30 Aralık 2015’te Radikal’le yaptığımız söyleşide “devlet 90’lara değil, 30’lara döndü” demiştim. Bugünden bakınca 90’lar iyiydi çünkü. İşkenceci bir memur bile sadece işini yapardı. Donanımı ilkokul klişeleri ile sınırlıydı. Cahildi. Emir kuluydu. Ama bakkalla, kahveciyle bir merhabası vardı.
AKP’den sonra devlet görevlilerinin birer “aydın” militana dönüştüklerini gördük. Doktora yapan kaymakamlar, makale yazan ilçe emniyet müdürleri, Uğur Mumcu okumuş şagirtler… Özellikle Gülencilerin anonim bir okuma setleri ile dil ve davranış kalıpları vardı. Kürt de derlerdi Kürdistan da. Ama ırkçıydılar aynı zamanda. Kanun ve ahlâk değil, ideolojiydi esas olan.
Bugün bu mirasın taşıyıcıları her yerde. Ne bakkalla ne kahveciyle merhabaları var. Bizim burada yandaşlar, düşürdükleri kişiler, iradesini kırdıkları yerlilerle diyalog içindeler. Söylem ve davranış kalıpları aynı. Elbette geçmiş de güncel de doğası gereği kaotiktir.

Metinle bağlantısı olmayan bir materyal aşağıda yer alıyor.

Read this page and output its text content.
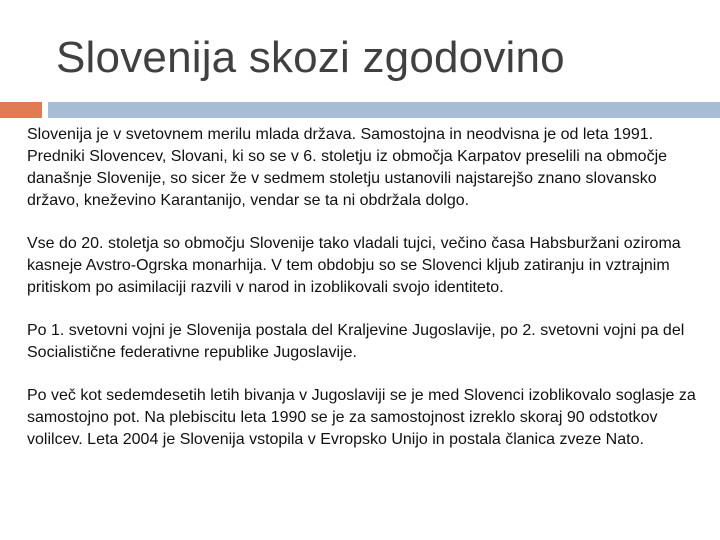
Slovenija skozi zgodovino

Slovenija je v svetovnem merilu mlada država. Samostojna in neodvisna je od leta 1991. Predniki Slovencev, Slovani, ki so se v 6. stoletju iz območja Karpatov preselili na območje današnje Slovenije, so sicer že v sedmem stoletju ustanovili najstarejšo znano slovansko državo, kneževino Karantanijo, vendar se ta ni obdržala dolgo.

Vse do 20. stoletja so območju Slovenije tako vladali tujci, večino časa Habsburžani oziroma kasneje Avstro-Ogrska monarhija. V tem obdobju so se Slovenci kljub zatiranju in vztrajnim pritiskom po asimilaciji razvili v narod in izoblikovali svojo identiteto.

Po 1. svetovni vojni je Slovenija postala del Kraljevine Jugoslavije, po 2. svetovni vojni pa del Socialistične federativne republike Jugoslavije.

Po več kot sedemdesetih letih bivanja v Jugoslaviji se je med Slovenci izoblikovalo soglasje za samostojno pot. Na plebiscitu leta 1990 se je za samostojnost izreklo skoraj 90 odstotkov volilcev. Leta 2004 je Slovenija vstopila v Evropsko Unijo in postala članica zveze Nato.
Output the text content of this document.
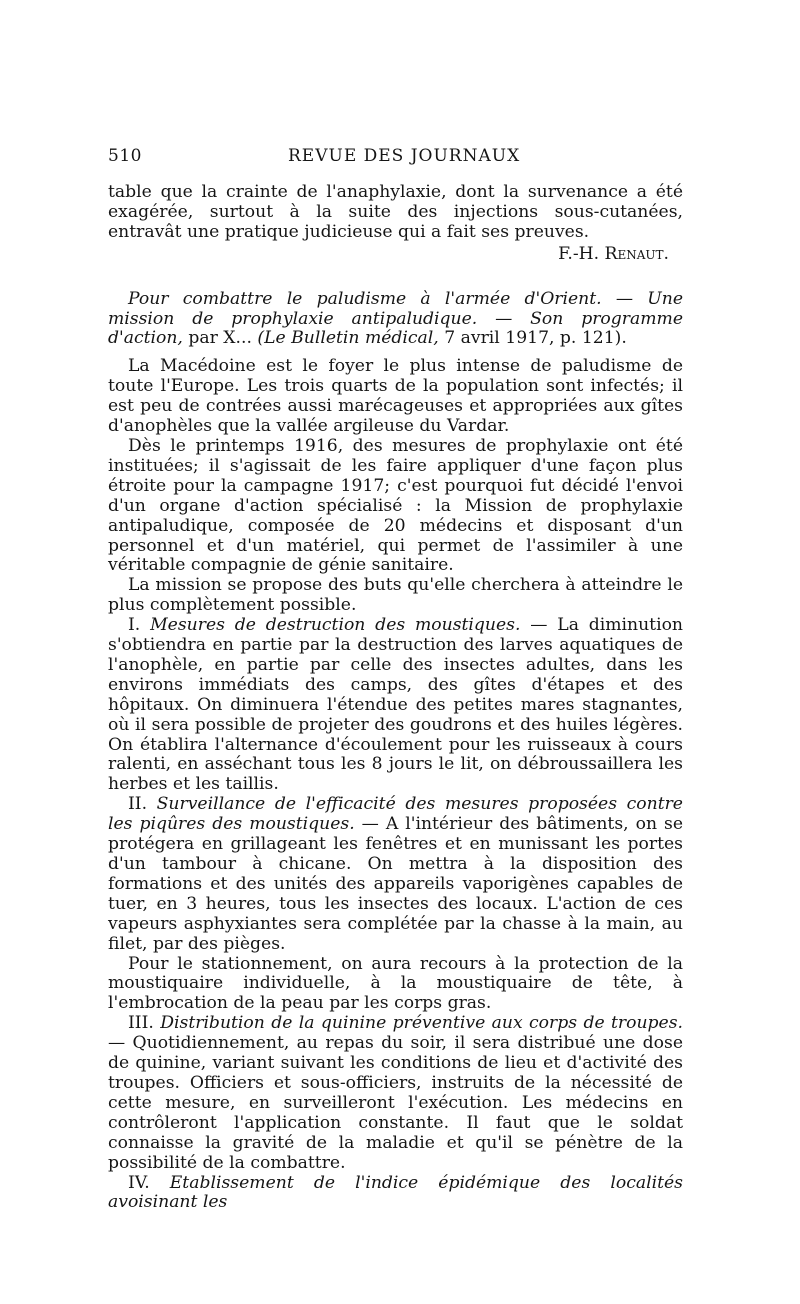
510	REVUE DES JOURNAUX

table que la crainte de l'anaphylaxie, dont la survenance a été exagérée, surtout à la suite des injections sous-cutanées, entravât une pratique judicieuse qui a fait ses preuves.

F.-H. Renaut.

Pour combattre le paludisme à l'armée d'Orient. — Une mission de prophylaxie antipaludique. — Son programme d'action, par X... (Le Bulletin médical, 7 avril 1917, p. 121).

La Macédoine est le foyer le plus intense de paludisme de toute l'Europe. Les trois quarts de la population sont infectés; il est peu de contrées aussi marécageuses et appropriées aux gîtes d'anophèles que la vallée argileuse du Vardar.

Dès le printemps 1916, des mesures de prophylaxie ont été instituées; il s'agissait de les faire appliquer d'une façon plus étroite pour la campagne 1917; c'est pourquoi fut décidé l'envoi d'un organe d'action spécialisé : la Mission de prophylaxie antipaludique, composée de 20 médecins et disposant d'un personnel et d'un matériel, qui permet de l'assimiler à une véritable compagnie de génie sanitaire.

La mission se propose des buts qu'elle cherchera à atteindre le plus complètement possible.

I. Mesures de destruction des moustiques. — La diminution s'obtiendra en partie par la destruction des larves aquatiques de l'anophèle, en partie par celle des insectes adultes, dans les environs immédiats des camps, des gîtes d'étapes et des hôpitaux. On diminuera l'étendue des petites mares stagnantes, où il sera possible de projeter des goudrons et des huiles légères. On établira l'alternance d'écoulement pour les ruisseaux à cours ralenti, en asséchant tous les 8 jours le lit, on débroussaillera les herbes et les taillis.

II. Surveillance de l'efficacité des mesures proposées contre les piqûres des moustiques. — A l'intérieur des bâtiments, on se protégera en grillageant les fenêtres et en munissant les portes d'un tambour à chicane. On mettra à la disposition des formations et des unités des appareils vaporigènes capables de tuer, en 3 heures, tous les insectes des locaux. L'action de ces vapeurs asphyxiantes sera complétée par la chasse à la main, au filet, par des pièges.

Pour le stationnement, on aura recours à la protection de la moustiquaire individuelle, à la moustiquaire de tête, à l'embrocation de la peau par les corps gras.

III. Distribution de la quinine préventive aux corps de troupes. — Quotidiennement, au repas du soir, il sera distribué une dose de quinine, variant suivant les conditions de lieu et d'activité des troupes. Officiers et sous-officiers, instruits de la nécessité de cette mesure, en surveilleront l'exécution. Les médecins en contrôleront l'application constante. Il faut que le soldat connaisse la gravité de la maladie et qu'il se pénètre de la possibilité de la combattre.

IV. Etablissement de l'indice épidémique des localités avoisinant les
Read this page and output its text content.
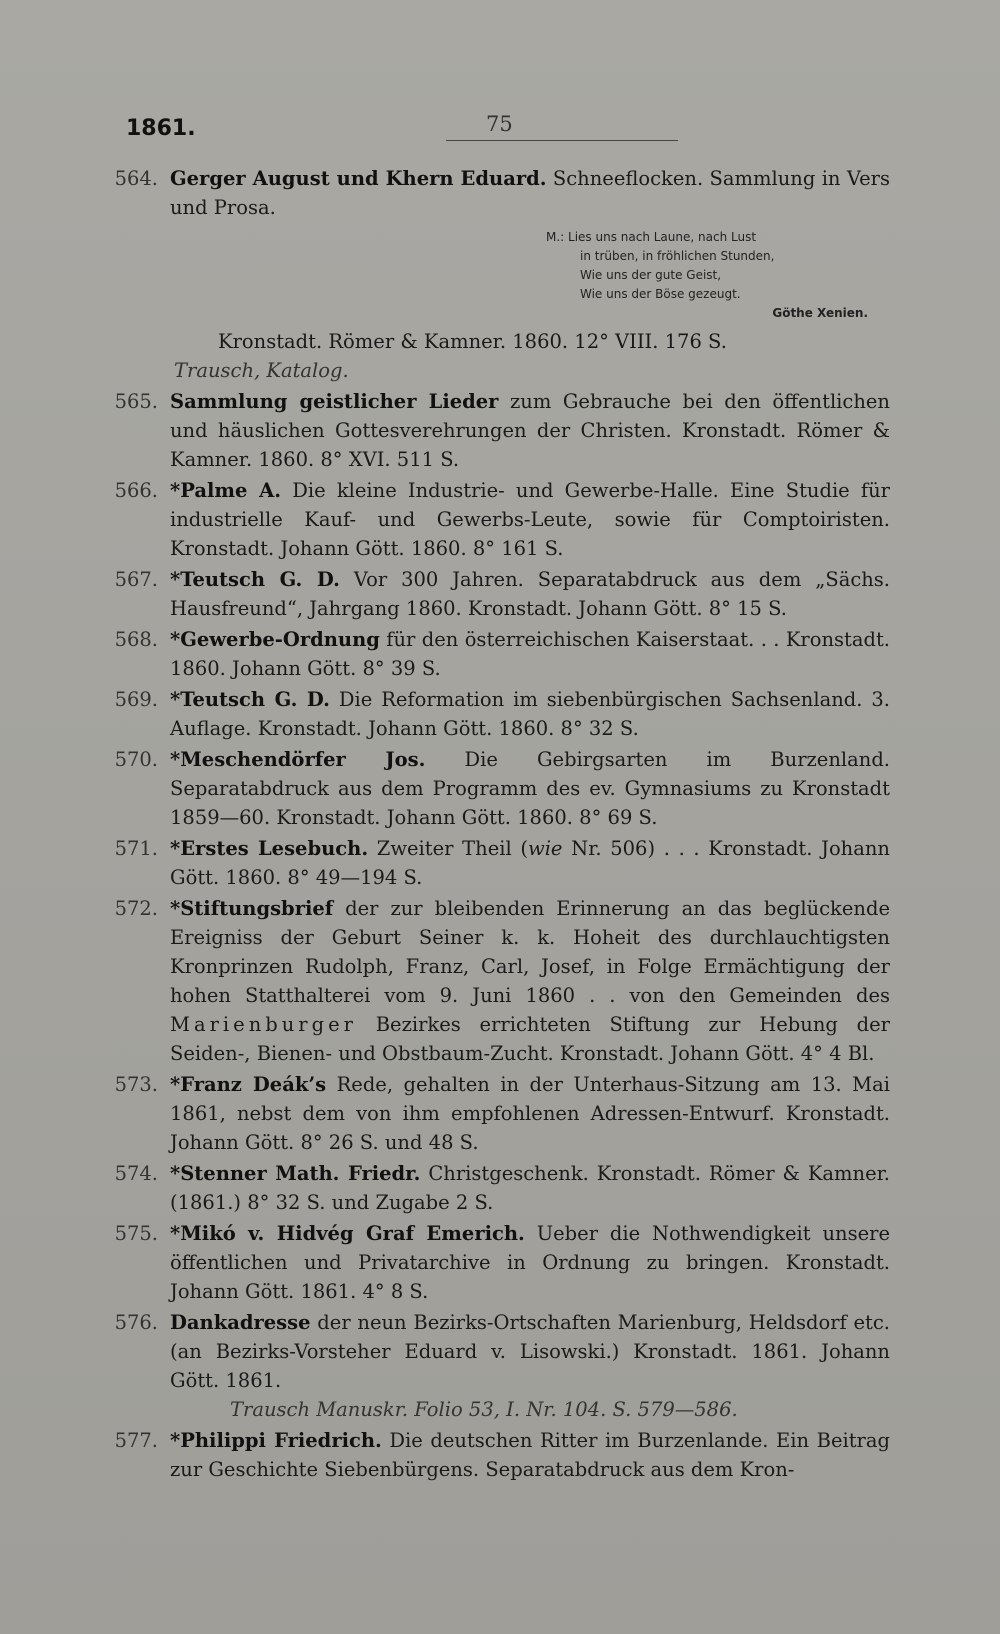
1861.	75
564. Gerger August und Khern Eduard. Schneeflocken. Sammlung in Vers und Prosa.
M.: Lies uns nach Laune, nach Lust
in trüben, in fröhlichen Stunden,
Wie uns der gute Geist,
Wie uns der Böse gezeugt.
Göthe Xenien.
Kronstadt. Römer & Kamner. 1860. 12° VIII. 176 S.
Trausch, Katalog.
565. Sammlung geistlicher Lieder zum Gebrauche bei den öffentlichen und häuslichen Gottesverehrungen der Christen. Kronstadt. Römer & Kamner. 1860. 8° XVI. 511 S.
566. *Palme A. Die kleine Industrie- und Gewerbe-Halle. Eine Studie für industrielle Kauf- und Gewerbs-Leute, sowie für Comptoiristen. Kronstadt. Johann Gött. 1860. 8° 161 S.
567. *Teutsch G. D. Vor 300 Jahren. Separatabdruck aus dem „Sächs. Hausfreund“, Jahrgang 1860. Kronstadt. Johann Gött. 8° 15 S.
568. *Gewerbe-Ordnung für den österreichischen Kaiserstaat. . . Kronstadt. 1860. Johann Gött. 8° 39 S.
569. *Teutsch G. D. Die Reformation im siebenbürgischen Sachsenland. 3. Auflage. Kronstadt. Johann Gött. 1860. 8° 32 S.
570. *Meschendörfer Jos. Die Gebirgsarten im Burzenland. Separatabdruck aus dem Programm des ev. Gymnasiums zu Kronstadt 1859—60. Kronstadt. Johann Gött. 1860. 8° 69 S.
571. *Erstes Lesebuch. Zweiter Theil (wie Nr. 506) . . . Kronstadt. Johann Gött. 1860. 8° 49—194 S.
572. *Stiftungsbrief der zur bleibenden Erinnerung an das beglückende Ereigniss der Geburt Seiner k. k. Hoheit des durchlauchtigsten Kronprinzen Rudolph, Franz, Carl, Josef, in Folge Ermächtigung der hohen Statthalterei vom 9. Juni 1860 . . von den Gemeinden des Marienburger Bezirkes errichteten Stiftung zur Hebung der Seiden-, Bienen- und Obstbaum-Zucht. Kronstadt. Johann Gött. 4° 4 Bl.
573. *Franz Deák’s Rede, gehalten in der Unterhaus-Sitzung am 13. Mai 1861, nebst dem von ihm empfohlenen Adressen-Entwurf. Kronstadt. Johann Gött. 8° 26 S. und 48 S.
574. *Stenner Math. Friedr. Christgeschenk. Kronstadt. Römer & Kamner. (1861.) 8° 32 S. und Zugabe 2 S.
575. *Mikó v. Hidvég Graf Emerich. Ueber die Nothwendigkeit unsere öffentlichen und Privatarchive in Ordnung zu bringen. Kronstadt. Johann Gött. 1861. 4° 8 S.
576. Dankadresse der neun Bezirks-Ortschaften Marienburg, Heldsdorf etc. (an Bezirks-Vorsteher Eduard v. Lisowski.) Kronstadt. 1861. Johann Gött. 1861.
Trausch Manuskr. Folio 53, I. Nr. 104. S. 579—586.
577. *Philippi Friedrich. Die deutschen Ritter im Burzenlande. Ein Beitrag zur Geschichte Siebenbürgens. Separatabdruck aus dem Kron-
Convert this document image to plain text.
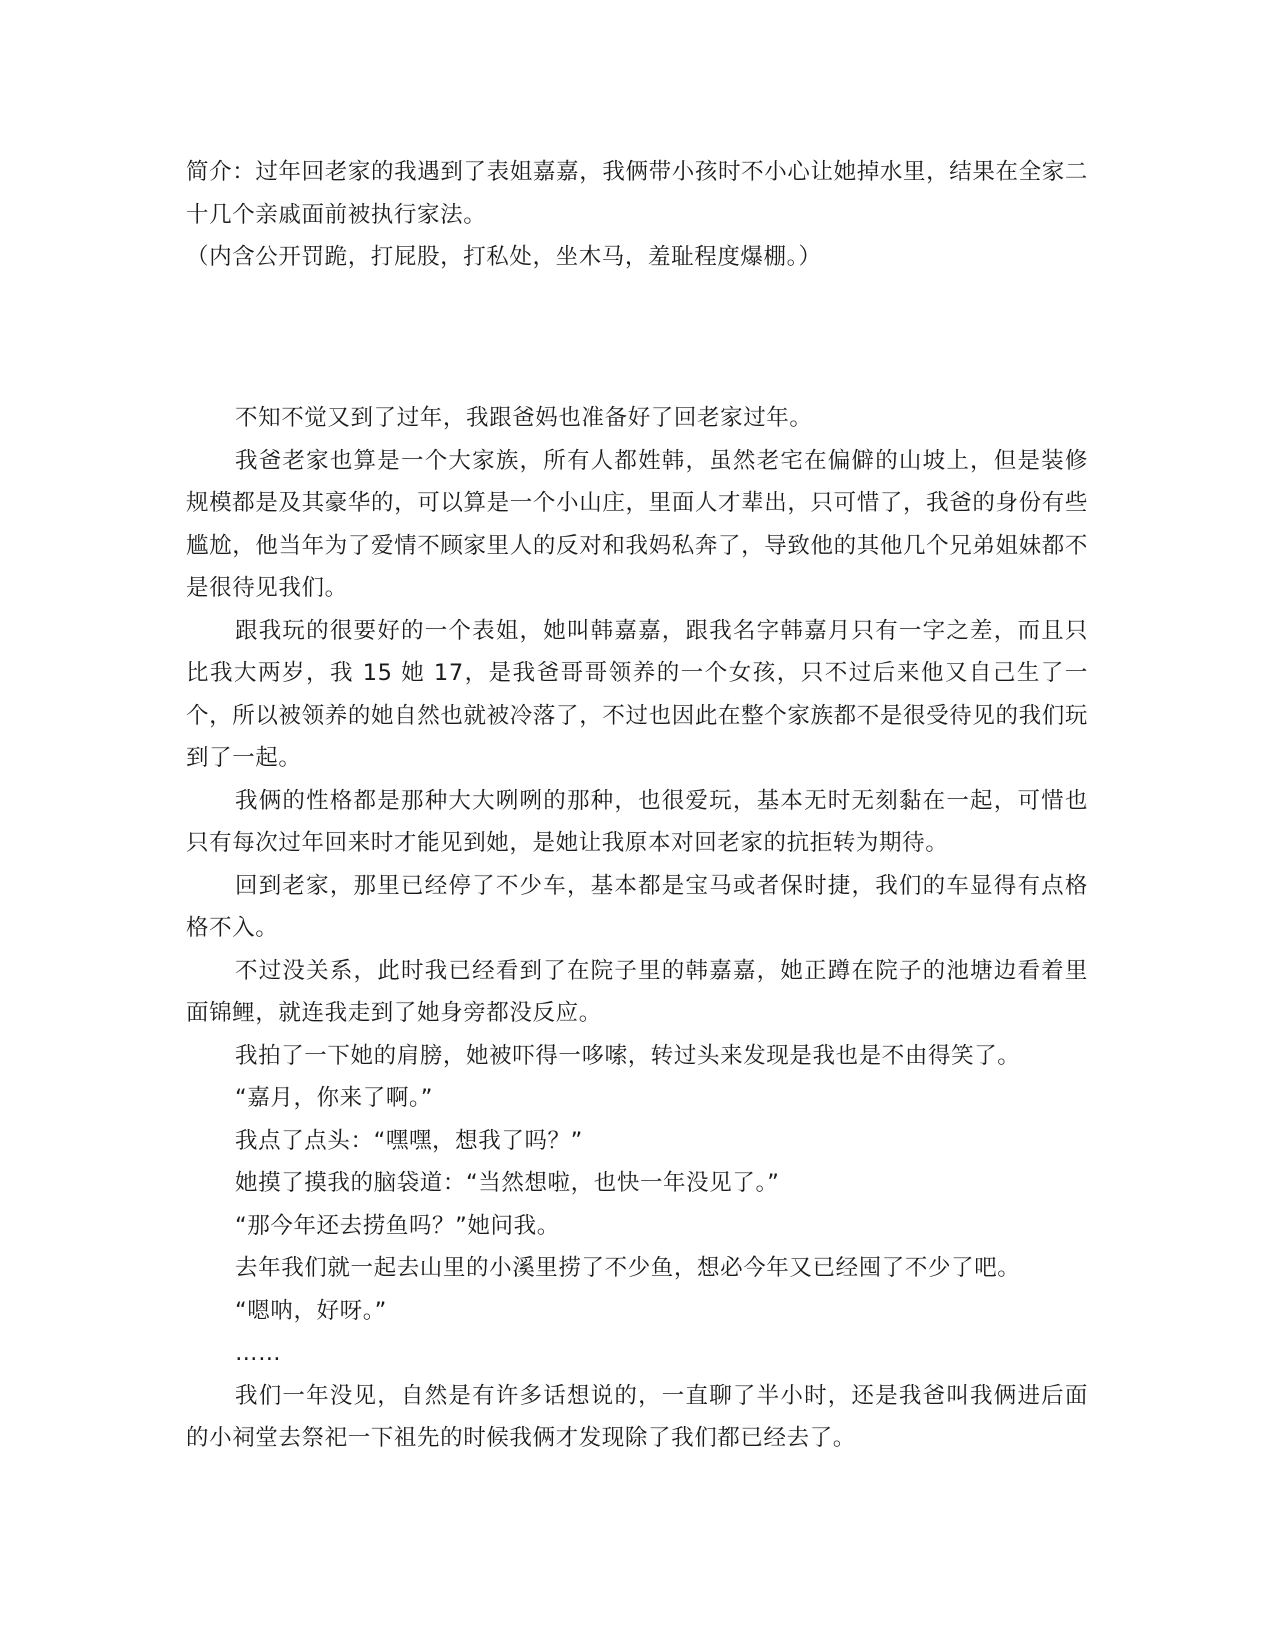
简介：过年回老家的我遇到了表姐嘉嘉，我俩带小孩时不小心让她掉水里，结果在全家二十几个亲戚面前被执行家法。

（内含公开罚跪，打屁股，打私处，坐木马，羞耻程度爆棚。）

不知不觉又到了过年，我跟爸妈也准备好了回老家过年。

我爸老家也算是一个大家族，所有人都姓韩，虽然老宅在偏僻的山坡上，但是装修规模都是及其豪华的，可以算是一个小山庄，里面人才辈出，只可惜了，我爸的身份有些尴尬，他当年为了爱情不顾家里人的反对和我妈私奔了，导致他的其他几个兄弟姐妹都不是很待见我们。

跟我玩的很要好的一个表姐，她叫韩嘉嘉，跟我名字韩嘉月只有一字之差，而且只比我大两岁，我 15 她 17，是我爸哥哥领养的一个女孩，只不过后来他又自己生了一个，所以被领养的她自然也就被冷落了，不过也因此在整个家族都不是很受待见的我们玩到了一起。

我俩的性格都是那种大大咧咧的那种，也很爱玩，基本无时无刻黏在一起，可惜也只有每次过年回来时才能见到她，是她让我原本对回老家的抗拒转为期待。

回到老家，那里已经停了不少车，基本都是宝马或者保时捷，我们的车显得有点格格不入。

不过没关系，此时我已经看到了在院子里的韩嘉嘉，她正蹲在院子的池塘边看着里面锦鲤，就连我走到了她身旁都没反应。

我拍了一下她的肩膀，她被吓得一哆嗦，转过头来发现是我也是不由得笑了。

“嘉月，你来了啊。”

我点了点头：“嘿嘿，想我了吗？”

她摸了摸我的脑袋道：“当然想啦，也快一年没见了。”

“那今年还去捞鱼吗？”她问我。

去年我们就一起去山里的小溪里捞了不少鱼，想必今年又已经囤了不少了吧。

“嗯呐，好呀。”

……

我们一年没见，自然是有许多话想说的，一直聊了半小时，还是我爸叫我俩进后面的小祠堂去祭祀一下祖先的时候我俩才发现除了我们都已经去了。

Ama nerde o eski işkenceciler diyesi geliyor insanın!
Mesela bu kayyımlar 90’larda atansa, bu kadar bilgili olmazlardı. Bir kayyım Xanî’yi ne bilsindi? İki tane Necip Fazıl şiiriyle kendini yeterince nurlu nesil ferdi sayardı zaten. Ancak AKP ile birlikte Kürt kültürünün kurucu isimleri, simgeleri ve göstergeleri ehlileştirilmek istendi. Herhalde ilim ve irfan yuvası Mardin Artuklu Üniversitesi’nde bu girişime karşı verdiğim tek kişilik mücadelenin anlamı artık anlaşılıyordur. (Ey Xanî, nasıl da yalnızdım!) Etkilisi yetkilisi bir tarafa, tezsiz yüksek lisansa başvuranı bile üniversitenin karşısındaki Nezir’in kahvesinde nefretle bakardı bana. Hatta âlây-ı vâlâ ile başlatılan formasyonsuz öğretmenlik kursunda istenen 4 biner lirayı benden bilenler oldu!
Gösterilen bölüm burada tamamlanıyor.